There were three houses crowded together in a quiet East Los Angeles neighborhood. Brothers Raul and Vicente De La Hoya had family homes side-by-side. And Joel De La Hoya's family lived in a house directly behind Vicente's on a shared lot.

Oscar De La Hoya, 19, was sitting on a couch in the house of his father, Joel. He was asked about the obvious bond among his father's family.

"One of my strengths is family power," Oscar said. "There are many fighters who have no family help. When I fight, there are uncles, aunts, cousins cheering for me."

A day later, a caravan of De La Hoya vehicles left the neighborhood and traveled a couple of miles to the Resurrection Gym, located in an old Catholic church.

When word spread Oscar's sparring partner would be Shane Mosley, neighborhood people started arriving and crowded from the ring apron to the back walls. De La Hoya and Mosley went five lively rounds.

This was May 1992 and the LA tandem was getting ready for the Olympic trials. De La Hoya was the national champion at 132 pounds and Mosley at 139.

Oscar made it through the trials and then the box-off against Patrice Brooks. Mosley was upset in the quarterfinals of the trials and wasn't chosen for the box-off.

De La Hoya had talked of the death of his mother, Cecelia, from cancer in the fall of 1990 during the three May days a Minneapolis reporter spent hanging around the De La Hoyas.

"I'm still not over her death," Oscar said. "She wanted me to win the Olympic medal. Before she died, I told her I was going to do that, for her."
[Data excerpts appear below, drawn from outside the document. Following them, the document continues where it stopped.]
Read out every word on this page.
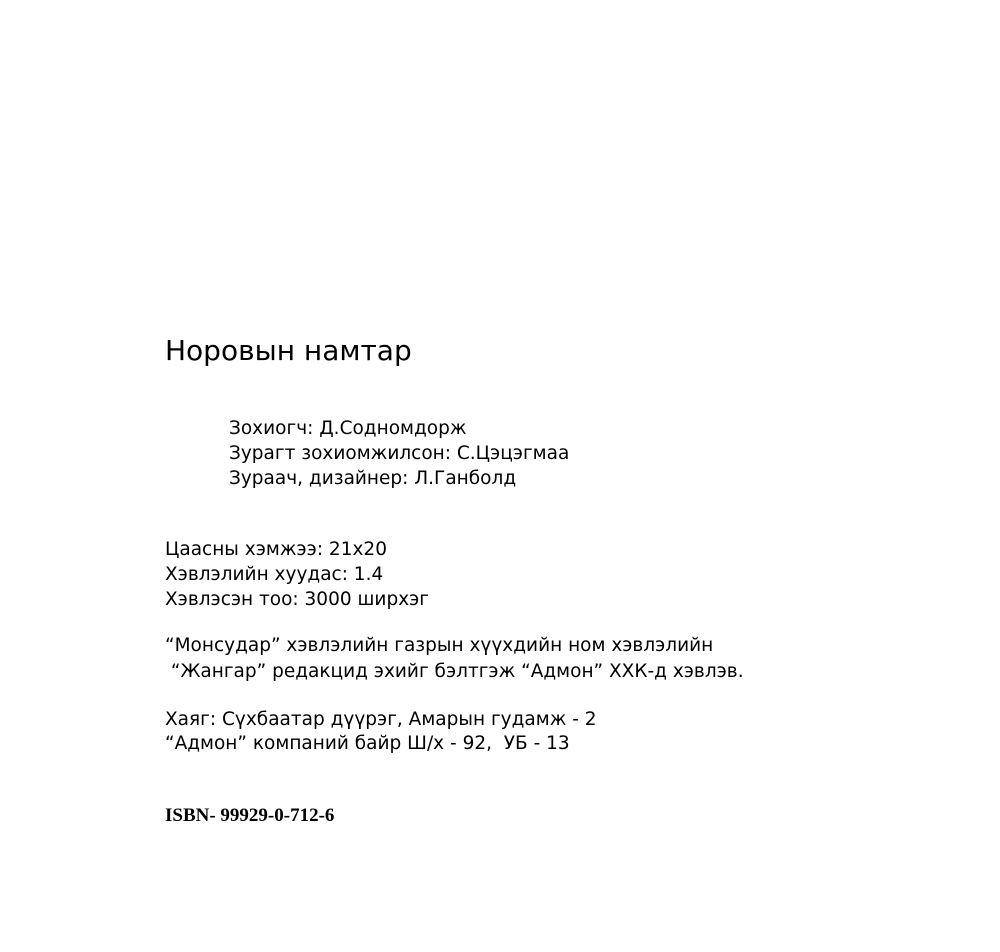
Норовын намтар
Зохиогч: Д.Содномдорж
Зурагт зохиомжилсон: С.Цэцэгмаа
Зураач, дизайнер: Л.Ганболд
Цаасны хэмжээ: 21х20
Хэвлэлийн хуудас: 1.4
Хэвлэсэн тоо: 3000 ширхэг
“Монсудар” хэвлэлийн газрын хүүхдийн ном хэвлэлийн
“Жангар” редакцид эхийг бэлтгэж “Адмон” ХХК-д хэвлэв.
Хаяг: Сүхбаатар дүүрэг, Амарын гудамж - 2
“Адмон” компаний байр Ш/х - 92,  УБ - 13
ISBN- 99929-0-712-6
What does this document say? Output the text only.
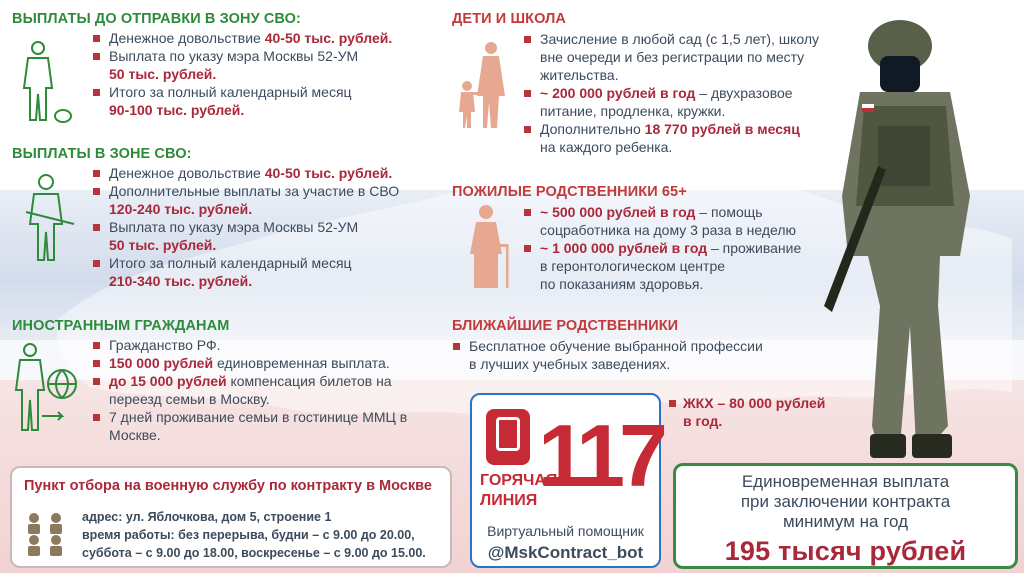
ВЫПЛАТЫ ДО ОТПРАВКИ В ЗОНУ СВО:
Денежное довольствие 40-50 тыс. рублей.
Выплата по указу мэра Москвы 52-УМ
50 тыс. рублей.
Итого за полный календарный месяц
90-100 тыс. рублей.
ВЫПЛАТЫ В ЗОНЕ СВО:
Денежное довольствие 40-50 тыс. рублей.
Дополнительные выплаты за участие в СВО
120-240 тыс. рублей.
Выплата по указу мэра Москвы 52-УМ
50 тыс. рублей.
Итого за полный календарный месяц
210-340 тыс. рублей.
ИНОСТРАННЫМ ГРАЖДАНАМ
Гражданство РФ.
150 000 рублей единовременная выплата.
до 15 000 рублей компенсация билетов на переезд семьи в Москву.
7 дней проживание семьи в гостинице ММЦ в Москве.
ДЕТИ И ШКОЛА
Зачисление в любой сад (с 1,5 лет), школу
вне очереди и без регистрации по месту
жительства.
~ 200 000 рублей в год – двухразовое
питание, продленка, кружки.
Дополнительно 18 770 рублей в месяц
на каждого ребенка.
ПОЖИЛЫЕ РОДСТВЕННИКИ 65+
~ 500 000 рублей в год – помощь
соцработника на дому 3 раза в неделю
~ 1 000 000 рублей в год – проживание
в геронтологическом центре
по показаниям здоровья.
БЛИЖАЙШИЕ РОДСТВЕННИКИ
Бесплатное обучение выбранной профессии
в лучших учебных заведениях.
ЖКХ – 80 000 рублей
в год.
Пункт отбора на военную службу по контракту в Москве
адрес: ул. Яблочкова, дом 5, строение 1
время работы: без перерыва, будни – с 9.00 до 20.00,
суббота – с 9.00 до 18.00, воскресенье – с 9.00 до 15.00.
ГОРЯЧАЯ
ЛИНИЯ 117
Виртуальный помощник
@MskContract_bot
Единовременная выплата
при заключении контракта
минимум на год
195 тысяч рублей
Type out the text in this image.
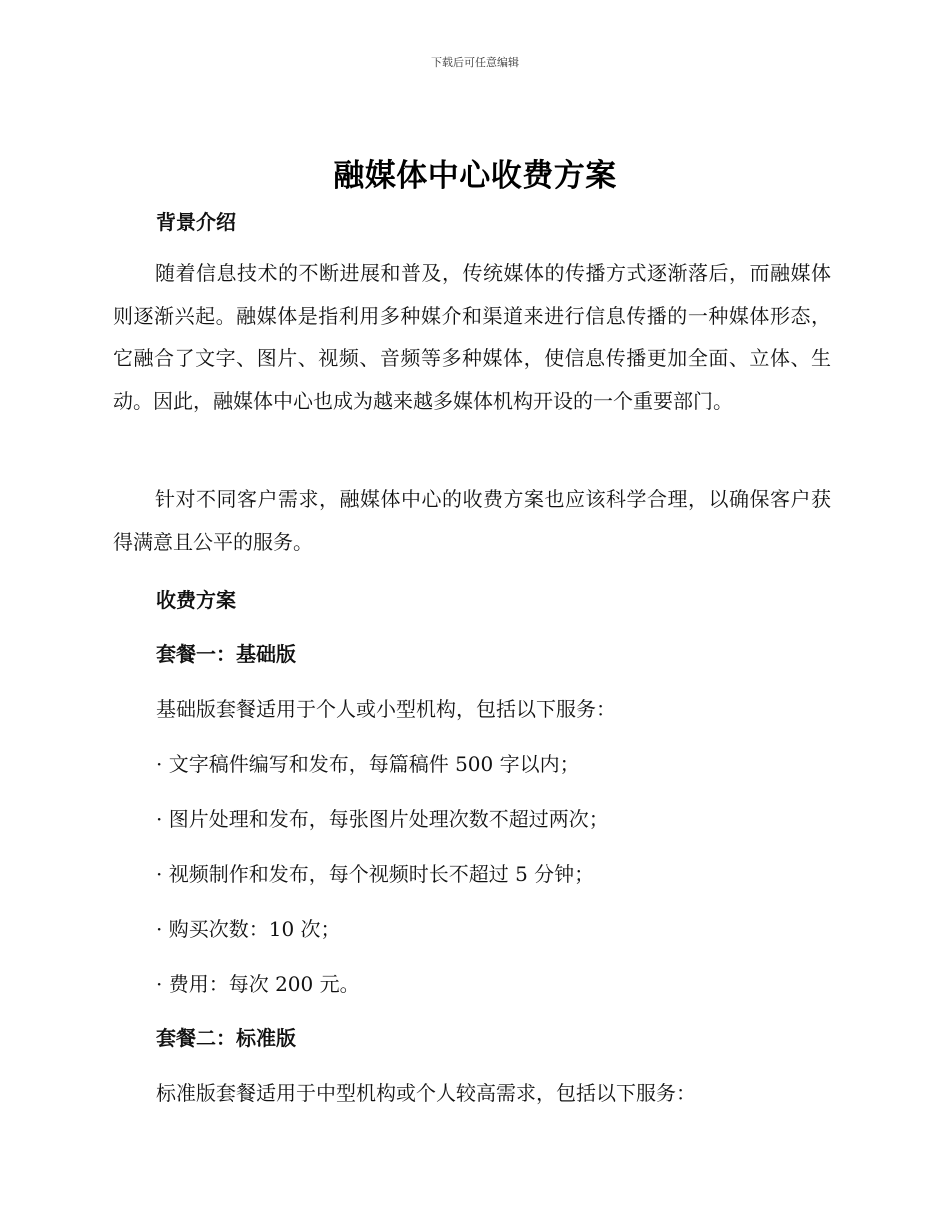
下载后可任意编辑
融媒体中心收费方案
背景介绍
随着信息技术的不断进展和普及，传统媒体的传播方式逐渐落后，而融媒体则逐渐兴起。融媒体是指利用多种媒介和渠道来进行信息传播的一种媒体形态，它融合了文字、图片、视频、音频等多种媒体，使信息传播更加全面、立体、生动。因此，融媒体中心也成为越来越多媒体机构开设的一个重要部门。
针对不同客户需求，融媒体中心的收费方案也应该科学合理，以确保客户获得满意且公平的服务。
收费方案
套餐一：基础版
基础版套餐适用于个人或小型机构，包括以下服务：
· 文字稿件编写和发布，每篇稿件 500 字以内；
· 图片处理和发布，每张图片处理次数不超过两次；
· 视频制作和发布，每个视频时长不超过 5 分钟；
· 购买次数：10 次；
· 费用：每次 200 元。
套餐二：标准版
标准版套餐适用于中型机构或个人较高需求，包括以下服务：
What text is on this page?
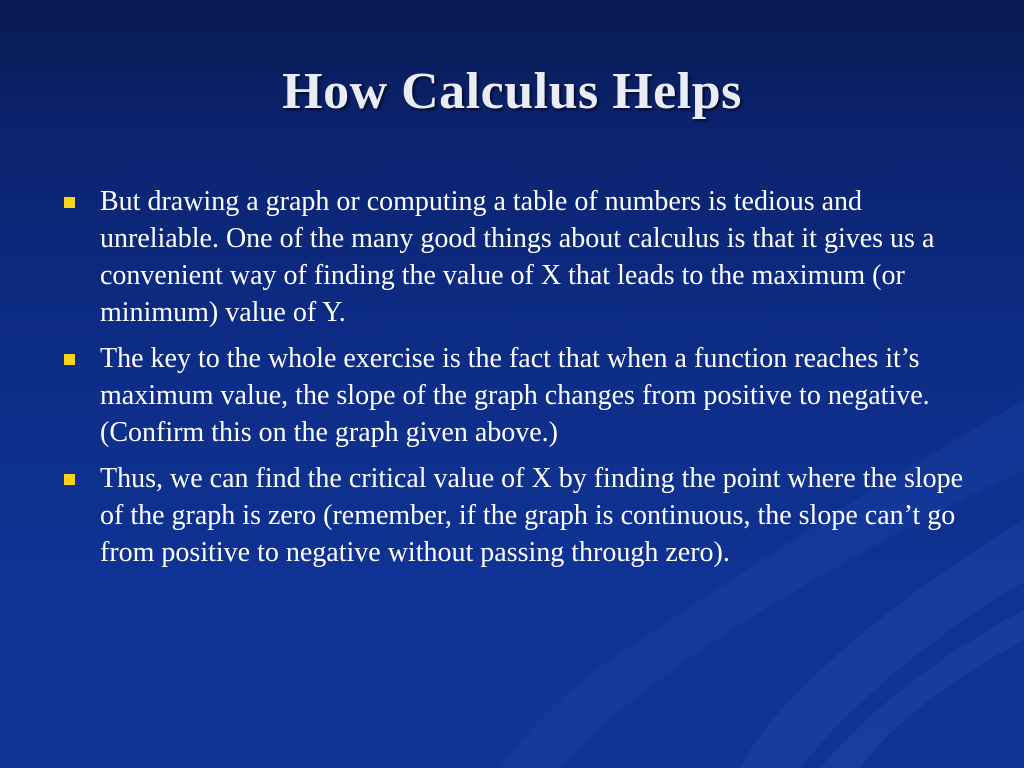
How Calculus Helps
But drawing a graph or computing a table of numbers is tedious and unreliable. One of the many good things about calculus is that it gives us a convenient way of finding the value of X that leads to the maximum (or minimum) value of Y.
The key to the whole exercise is the fact that when a function reaches it’s maximum value, the slope of the graph changes from positive to negative. (Confirm this on the graph given above.)
Thus, we can find the critical value of X by finding the point where the slope of the graph is zero (remember, if the graph is continuous, the slope can’t go from positive to negative without passing through zero).
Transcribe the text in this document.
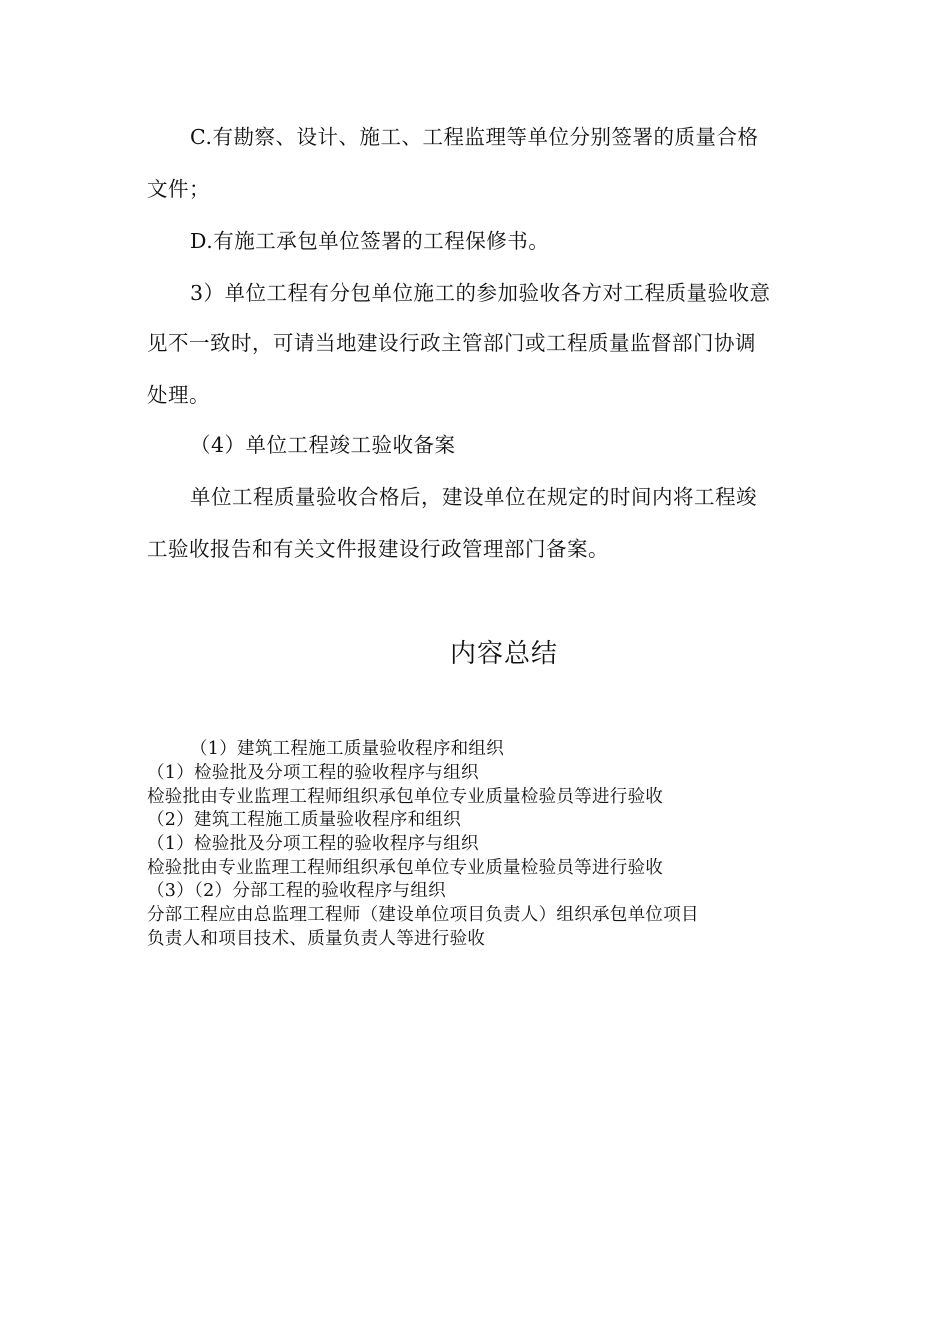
C.有勘察、设计、施工、工程监理等单位分别签署的质量合格
文件；
D.有施工承包单位签署的工程保修书。
3）单位工程有分包单位施工的参加验收各方对工程质量验收意
见不一致时，可请当地建设行政主管部门或工程质量监督部门协调
处理。
（4）单位工程竣工验收备案
单位工程质量验收合格后，建设单位在规定的时间内将工程竣
工验收报告和有关文件报建设行政管理部门备案。
内容总结
（1）建筑工程施工质量验收程序和组织
（1）检验批及分项工程的验收程序与组织
检验批由专业监理工程师组织承包单位专业质量检验员等进行验收
（2）建筑工程施工质量验收程序和组织
（1）检验批及分项工程的验收程序与组织
检验批由专业监理工程师组织承包单位专业质量检验员等进行验收
（3）（2）分部工程的验收程序与组织
分部工程应由总监理工程师（建设单位项目负责人）组织承包单位项目
负责人和项目技术、质量负责人等进行验收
The gold medal promise was completed on Aug. 8 in Barcelona. De La Hoya defeated Germany's Marco Rudolph. It was the only '92 gold medal for the U.S. boxing team.

De La Hoya would make his professional debut 3 1/2 months later. He fought professionally for 16 years. He held titles at superfeatherweight, lightweight, light welterweight, welterweight, light middleweight and middleweight.

De La Hoya was 31-0 when he lost a huge money fight with Felix Trinidad on Sept. 18, 1999. Nine months later, De La Hoya fought his former sparring partner -- Shane Mosley -- for the WBC welterweight title.

Mosley won a split decision, then beat Oscar again in 2003 on a unanimous decision.

Last December, De La Hoya fought Manny Pacquiao. Oscar's feet were slow and his hands were slower against the nonstop Filipino. Last week, De La Hoya -- 36 years old and 39-6 as a pro -- conceded to his decline and announced his retirement.

Oscar has been responsible for allowing boxing to retain its weak pulse. And on Saturday night, far from the spotlight of one of De La Hoya's dozen or more extra-large fights, the Twin Cities boxing crowd was summoned again.

A six-bout card was held at Target Center and drew an announced 3,594.

Matt Vanda, Wilton Hilario and Litzau brothers -- Jason and Allen -- were the prominent names on the card. The best entertainment came in the night's fourth fight between Cerresso Fort and Robert (Sweet Dreams) Kliewer, a pair of 160-pounders from St. Paul.

Fort gained a reputation as an amateur and is now 6-0 as a pro after a TKO at 2:03 of the fourth. This ended 11 minutes of zany activity from Kliewer, a 6-foot-1 stringbean.

Kliewer would take a punch to the stomach and go down to one knee. He would get up, start walking away from Fort, then turn and throw haymakers from over the top.

"That's my bolo," he said. "I was losing a fight a couple of years ago, and knocked out Raul Gracia -- Garcia, but with the letters mixed up -- with one second left. He was so upset losing to me that he quit."

This was Kliewer's 19th pro fight (9-8-2) in two years. He is attending Minnesota State University Mankato in law enforcement and had not trained much for this fight.

"In shape or not, if a promoter wants me, I'm there," Kliewer said. "And they all want me, because they know I'm going to put on a show."

There was a large mouse around Kliewer's left eye. He was offered an ice pack.

"No way," he said. "I want a big, swollen eye if we go to a bar tonight. Someone sees that, she might want to comfort me."